Marine Corps General Kenneth McKenzie solemnly announced his findings, “This strike was taken in the earnest belief that it would prevent an imminent threat to our forces and the evacuees at the airport, but it was a mistake and I offer my sincere apology.”
The August 29 airstrike came three days after the Kabul airport attack, a suicide bombing perpetrated by ISIS-K, an offshoot of the Islamic State of Iraq and the Levant (ISIS), which killed at least 182 people, including 13 U.S. service members.
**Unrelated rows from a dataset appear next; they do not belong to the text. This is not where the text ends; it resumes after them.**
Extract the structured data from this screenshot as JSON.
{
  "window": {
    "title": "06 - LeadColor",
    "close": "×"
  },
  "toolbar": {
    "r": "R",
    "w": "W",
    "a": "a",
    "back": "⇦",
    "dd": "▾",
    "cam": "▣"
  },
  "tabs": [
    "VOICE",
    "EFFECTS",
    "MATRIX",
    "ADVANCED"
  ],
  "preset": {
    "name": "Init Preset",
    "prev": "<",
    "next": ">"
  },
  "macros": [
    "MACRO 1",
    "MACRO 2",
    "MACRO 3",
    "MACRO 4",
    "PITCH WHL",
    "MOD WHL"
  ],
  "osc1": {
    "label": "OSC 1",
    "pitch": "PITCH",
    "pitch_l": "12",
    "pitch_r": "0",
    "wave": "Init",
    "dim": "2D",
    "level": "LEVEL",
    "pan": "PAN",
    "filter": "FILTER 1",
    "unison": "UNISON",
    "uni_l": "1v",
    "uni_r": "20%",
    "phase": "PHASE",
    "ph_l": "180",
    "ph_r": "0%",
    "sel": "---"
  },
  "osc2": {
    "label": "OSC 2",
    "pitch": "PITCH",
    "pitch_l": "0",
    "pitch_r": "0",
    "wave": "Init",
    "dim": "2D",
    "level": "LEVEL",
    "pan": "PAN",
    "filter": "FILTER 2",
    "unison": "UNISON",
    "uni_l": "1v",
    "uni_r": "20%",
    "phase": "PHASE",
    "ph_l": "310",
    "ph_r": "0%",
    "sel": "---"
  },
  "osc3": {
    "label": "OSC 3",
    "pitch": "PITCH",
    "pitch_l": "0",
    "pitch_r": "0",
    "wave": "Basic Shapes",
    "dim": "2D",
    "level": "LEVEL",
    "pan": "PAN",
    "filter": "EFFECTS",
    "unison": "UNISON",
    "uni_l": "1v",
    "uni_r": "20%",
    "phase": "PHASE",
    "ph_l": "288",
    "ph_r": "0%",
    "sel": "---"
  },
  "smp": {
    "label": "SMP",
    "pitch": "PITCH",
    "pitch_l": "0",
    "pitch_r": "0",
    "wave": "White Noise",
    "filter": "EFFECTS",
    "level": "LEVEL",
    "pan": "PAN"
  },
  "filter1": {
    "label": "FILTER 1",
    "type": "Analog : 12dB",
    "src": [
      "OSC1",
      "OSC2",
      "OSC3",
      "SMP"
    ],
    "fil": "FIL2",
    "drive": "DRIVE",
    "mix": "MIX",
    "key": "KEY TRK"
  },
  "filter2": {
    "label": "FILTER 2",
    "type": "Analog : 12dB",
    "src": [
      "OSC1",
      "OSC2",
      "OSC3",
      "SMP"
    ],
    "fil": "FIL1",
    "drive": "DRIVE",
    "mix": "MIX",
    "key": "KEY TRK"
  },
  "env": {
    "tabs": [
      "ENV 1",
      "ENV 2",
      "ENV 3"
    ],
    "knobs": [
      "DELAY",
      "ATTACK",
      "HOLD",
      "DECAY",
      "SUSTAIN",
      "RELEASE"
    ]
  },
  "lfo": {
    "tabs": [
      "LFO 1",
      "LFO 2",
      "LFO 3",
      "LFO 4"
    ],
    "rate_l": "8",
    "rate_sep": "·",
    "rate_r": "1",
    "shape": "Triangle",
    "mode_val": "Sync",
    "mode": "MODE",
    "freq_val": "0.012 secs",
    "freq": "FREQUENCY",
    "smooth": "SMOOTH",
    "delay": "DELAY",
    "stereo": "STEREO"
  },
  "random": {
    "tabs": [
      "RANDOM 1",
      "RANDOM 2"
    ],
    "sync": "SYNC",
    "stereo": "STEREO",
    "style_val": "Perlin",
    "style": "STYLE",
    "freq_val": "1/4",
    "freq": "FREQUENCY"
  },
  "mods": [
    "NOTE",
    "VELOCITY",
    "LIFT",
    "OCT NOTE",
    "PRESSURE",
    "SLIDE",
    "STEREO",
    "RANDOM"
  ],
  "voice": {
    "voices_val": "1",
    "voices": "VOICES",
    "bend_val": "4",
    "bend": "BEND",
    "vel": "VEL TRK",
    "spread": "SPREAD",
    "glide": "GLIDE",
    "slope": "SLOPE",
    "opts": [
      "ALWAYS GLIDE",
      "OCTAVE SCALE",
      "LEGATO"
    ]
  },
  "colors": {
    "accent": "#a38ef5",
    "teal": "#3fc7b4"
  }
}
At the time, a spokesman from U.S. Central Command said the over-the-horizon operation eliminated “an imminent ISIS-K threat” and that “significant secondary explosions from the vehicle indicated the presence of a substantial amount of explosive material.”
Per Business Insider:
But in a subsequent statement also released on the day of the strike, CENTCOM said it was “aware of reports of civilian casualties,” adding that it would be “deeply saddened by any potential loss of innocent life.”
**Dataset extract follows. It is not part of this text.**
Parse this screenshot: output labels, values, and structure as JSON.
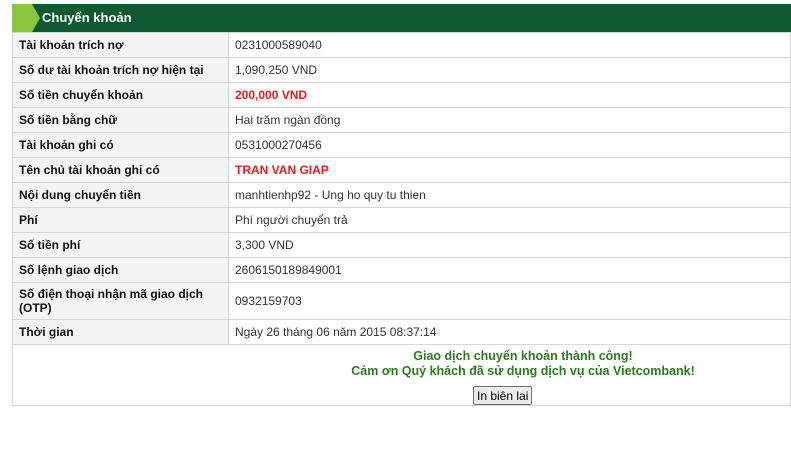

Last week, the New York Times released a report that undermined the U.S. military’s initial claims that the strike hit a vehicle packed with explosives. The Times obtained video footage that showed the aid worker who was killed, Zemari Ahmadi, filling his car with water containers for his home.
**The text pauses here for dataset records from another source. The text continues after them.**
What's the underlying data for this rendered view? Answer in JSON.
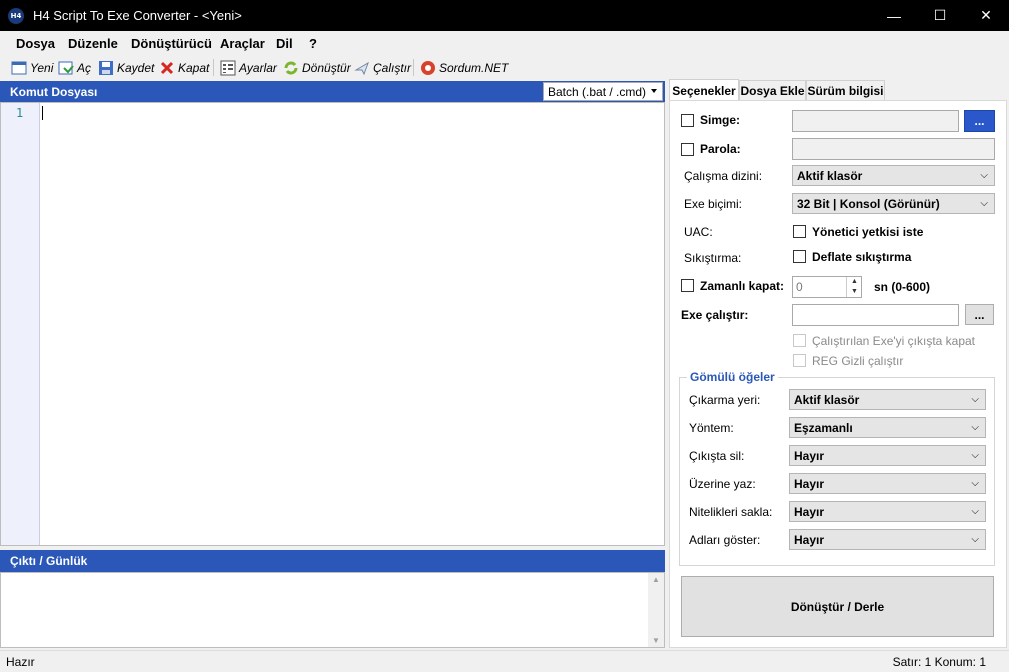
{
  "window": {
    "title": "H4 Script To Exe Converter - <Yeni>",
    "icon_text": "H4",
    "controls": [
      "—",
      "☐",
      "✕"
    ]
  },
  "menu": [
    "Dosya",
    "Düzenle",
    "Dönüştürücü",
    "Araçlar",
    "Dil",
    "?"
  ],
  "toolbar": [
    {
      "label": "Yeni",
      "icon": "new-file-icon"
    },
    {
      "label": "Aç",
      "icon": "open-icon"
    },
    {
      "label": "Kaydet",
      "icon": "save-icon"
    },
    {
      "label": "Kapat",
      "icon": "close-x-icon"
    },
    {
      "label": "Ayarlar",
      "icon": "settings-icon"
    },
    {
      "label": "Dönüştür",
      "icon": "convert-icon"
    },
    {
      "label": "Çalıştır",
      "icon": "run-icon"
    },
    {
      "label": "Sordum.NET",
      "icon": "sordum-icon"
    }
  ],
  "editor": {
    "header": "Komut Dosyası",
    "script_type": "Batch (.bat / .cmd)",
    "line_numbers": [
      "1"
    ]
  },
  "output": {
    "header": "Çıktı / Günlük"
  },
  "tabs": [
    "Seçenekler",
    "Dosya Ekle",
    "Sürüm bilgisi"
  ],
  "options": {
    "icon_label": "Simge:",
    "icon_browse": "...",
    "password_label": "Parola:",
    "workdir_label": "Çalışma dizini:",
    "workdir_value": "Aktif klasör",
    "exe_format_label": "Exe biçimi:",
    "exe_format_value": "32 Bit | Konsol (Görünür)",
    "uac_label": "UAC:",
    "uac_check": "Yönetici yetkisi iste",
    "compression_label": "Sıkıştırma:",
    "compression_check": "Deflate sıkıştırma",
    "timed_close_label": "Zamanlı kapat:",
    "timed_close_value": "0",
    "timed_close_unit": "sn (0-600)",
    "exe_run_label": "Exe çalıştır:",
    "exe_run_browse": "...",
    "close_run_exe": "Çalıştırılan Exe'yi çıkışta kapat",
    "reg_hidden": "REG Gizli çalıştır"
  },
  "embedded": {
    "title": "Gömülü öğeler",
    "rows": [
      {
        "label": "Çıkarma yeri:",
        "value": "Aktif klasör"
      },
      {
        "label": "Yöntem:",
        "value": "Eşzamanlı"
      },
      {
        "label": "Çıkışta sil:",
        "value": "Hayır"
      },
      {
        "label": "Üzerine yaz:",
        "value": "Hayır"
      },
      {
        "label": "Nitelikleri sakla:",
        "value": "Hayır"
      },
      {
        "label": "Adları göster:",
        "value": "Hayır"
      }
    ]
  },
  "convert_button": "Dönüştür / Derle",
  "status": {
    "left": "Hazır",
    "right": "Satır: 1 Konum: 1"
  }
}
Up to nine members of Ahmadi’s family may have been killed—including seven children.
The August 29 drone strike has garnered considerable public attention since the US pulled the last of its troops out of Afghanistan. Citing the Times’ report during a Senate Foreign Relations hearing earlier this week, GOP Sen. Rand Paul of Kentucky grilled Secretary of State Antony Blinken over the strike.
In a Friday statement on the strike, Defense Secretary Lloyd Austin apologized to the family members of the victims.
Austin also announced a review of Central Command’s (CENTCOM) investigation.